Senate Democratic Leader Chuck Schumer said Trump’s outline “adds anywhere from $3 trillion to $7 trillion to the deficit” and that Republicans must account for that.
“Many of our Republican friends who railed against the deficit when President Obama wanted to help middle-class people and poor people are saying that this is OK,” Schumer said on “Fox News Sunday.” “I think it’s going to cause huge problems for America.”
Representative Cathy McMorris Rodgers of Washington state, the Republican conference chairwoman, said on Fox’s “Sunday Morning Futures’’ that “budget neutrality” is her goal for the tax overhaul because she wants people and companies to have certainty about what their taxes are going to be through permanent changes.
On the same program, IBM Chief Executive Officer Ginni Rometty said that long-term certainty, as well as an outright lowering of the corporate tax rate, is critical.
“If we get certainty, that as well helps dictate a company’s behavior,” Rometty said. “That’s what really spurs jobs -- is when you can make long-term investments.”
The administration released an outline on April 26 that calls for slashing the corporate income tax rate to 15 percent from 35 percent, reducing the number of income tax brackets to three, and applying a one-time, low rate to an estimated $2.6 trillion in offshore profits that have so far avoided U.S. taxes.
Full details could be months away.

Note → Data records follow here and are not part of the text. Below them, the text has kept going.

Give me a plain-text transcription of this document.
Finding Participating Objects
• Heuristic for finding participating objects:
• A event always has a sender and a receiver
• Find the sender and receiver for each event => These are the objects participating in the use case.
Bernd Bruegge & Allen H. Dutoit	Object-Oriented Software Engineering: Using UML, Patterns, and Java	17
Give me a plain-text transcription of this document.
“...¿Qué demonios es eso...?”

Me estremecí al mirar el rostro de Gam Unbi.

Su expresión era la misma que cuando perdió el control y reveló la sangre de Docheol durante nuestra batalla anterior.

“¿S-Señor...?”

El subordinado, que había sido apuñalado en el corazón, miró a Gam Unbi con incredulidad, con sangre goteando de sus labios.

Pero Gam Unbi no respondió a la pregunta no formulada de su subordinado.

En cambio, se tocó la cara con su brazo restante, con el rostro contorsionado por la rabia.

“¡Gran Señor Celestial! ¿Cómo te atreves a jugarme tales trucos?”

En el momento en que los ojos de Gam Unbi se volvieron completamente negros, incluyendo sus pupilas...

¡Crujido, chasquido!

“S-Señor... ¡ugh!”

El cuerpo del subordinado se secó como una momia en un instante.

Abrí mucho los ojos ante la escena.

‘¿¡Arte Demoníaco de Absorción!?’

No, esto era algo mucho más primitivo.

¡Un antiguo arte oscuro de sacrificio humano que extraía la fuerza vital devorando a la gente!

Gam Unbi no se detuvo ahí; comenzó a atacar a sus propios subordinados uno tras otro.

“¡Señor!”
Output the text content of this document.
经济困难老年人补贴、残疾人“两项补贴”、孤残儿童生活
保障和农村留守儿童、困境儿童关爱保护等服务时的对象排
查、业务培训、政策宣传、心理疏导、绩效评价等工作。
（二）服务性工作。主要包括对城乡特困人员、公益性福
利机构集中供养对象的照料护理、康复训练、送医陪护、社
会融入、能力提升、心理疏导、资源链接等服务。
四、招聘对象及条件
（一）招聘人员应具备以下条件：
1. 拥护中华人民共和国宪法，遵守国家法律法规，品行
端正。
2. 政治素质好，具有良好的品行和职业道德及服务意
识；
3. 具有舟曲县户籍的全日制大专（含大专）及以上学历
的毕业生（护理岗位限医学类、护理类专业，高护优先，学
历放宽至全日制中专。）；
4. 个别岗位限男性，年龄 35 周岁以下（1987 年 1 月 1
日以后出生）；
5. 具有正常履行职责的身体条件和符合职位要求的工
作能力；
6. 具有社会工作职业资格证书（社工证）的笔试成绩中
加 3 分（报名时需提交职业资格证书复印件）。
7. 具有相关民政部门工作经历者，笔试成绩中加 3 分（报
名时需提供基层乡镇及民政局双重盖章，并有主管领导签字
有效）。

Economist Kyle Pomerleau of the conservative Tax Foundation has said there wasn’t enough information to provide a cost estimate for Trump’s tax plan, while the nonpartisan Committee for a Responsible Federal Budget released a rough estimate that it could cost $3 trillion to $7 trillion over the next decade -- potentially “harming economic growth instead of boosting it.”

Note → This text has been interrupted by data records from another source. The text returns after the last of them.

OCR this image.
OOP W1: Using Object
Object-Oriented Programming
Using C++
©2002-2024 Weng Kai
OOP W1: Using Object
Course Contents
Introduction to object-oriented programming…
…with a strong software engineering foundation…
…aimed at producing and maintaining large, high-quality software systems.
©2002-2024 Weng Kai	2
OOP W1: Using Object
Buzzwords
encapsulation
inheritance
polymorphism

Larry Fink, chief executive officer of investment company BlackRock Inc., said on Friday that the tax proposals are unlikely to spur enough growth to reduce U.S. deficits, and would put the nation “on the path of exploding deficits.”
While Trump’s one-page tax-plan outline didn’t mention carried interest, a tax break that lets some investment managers pay lower tax rates than average workers, a White House official said on Thursday that the president plans to keep his campaign promise to end it.

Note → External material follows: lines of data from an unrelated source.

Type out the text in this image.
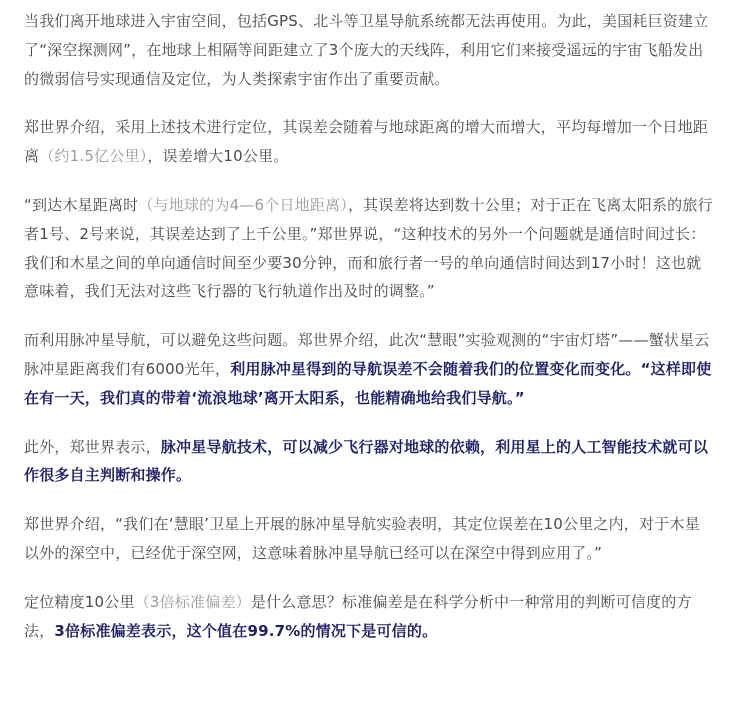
当我们离开地球进入宇宙空间，包括GPS、北斗等卫星导航系统都无法再使用。为此，美国耗巨资建立了“深空探测网”，在地球上相隔等间距建立了3个庞大的天线阵，利用它们来接受遥远的宇宙飞船发出的微弱信号实现通信及定位，为人类探索宇宙作出了重要贡献。

郑世界介绍，采用上述技术进行定位，其误差会随着与地球距离的增大而增大，平均每增加一个日地距离（约1.5亿公里），误差增大10公里。

“到达木星距离时（与地球的为4—6个日地距离），其误差将达到数十公里；对于正在飞离太阳系的旅行者1号、2号来说，其误差达到了上千公里。”郑世界说，“这种技术的另外一个问题就是通信时间过长：我们和木星之间的单向通信时间至少要30分钟，而和旅行者一号的单向通信时间达到17小时！这也就意味着，我们无法对这些飞行器的飞行轨道作出及时的调整。”

而利用脉冲星导航，可以避免这些问题。郑世界介绍，此次“慧眼”实验观测的“宇宙灯塔”——蟹状星云脉冲星距离我们有6000光年，利用脉冲星得到的导航误差不会随着我们的位置变化而变化。“这样即使在有一天，我们真的带着‘流浪地球’离开太阳系，也能精确地给我们导航。”

此外，郑世界表示，脉冲星导航技术，可以减少飞行器对地球的依赖，利用星上的人工智能技术就可以作很多自主判断和操作。

郑世界介绍，“我们在‘慧眼’卫星上开展的脉冲星导航实验表明，其定位误差在10公里之内，对于木星以外的深空中，已经优于深空网，这意味着脉冲星导航已经可以在深空中得到应用了。”

定位精度10公里（3倍标准偏差）是什么意思？标准偏差是在科学分析中一种常用的判断可信度的方法，3倍标准偏差表示，这个值在99.7%的情况下是可信的。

Speaking on ABC’s “This Week” on Sunday, Priebus concurred, saying hedge-fund managers and others hoping to keep that tax break -- by virtue of the fact it wasn’t mentioned in the April 26 summary -- will be disappointed.
“The president wants to get rid of carried interest,” Priebus said. “So that balloon’s not going to stay inflated very long, I can assure you of that.”
Democrats have been demanding that Trump release his tax returns as part of any tax overhaul to show how he might benefit. Priebus said when a routine audit of the president’s taxes is over, “he will look at releasing his taxes.”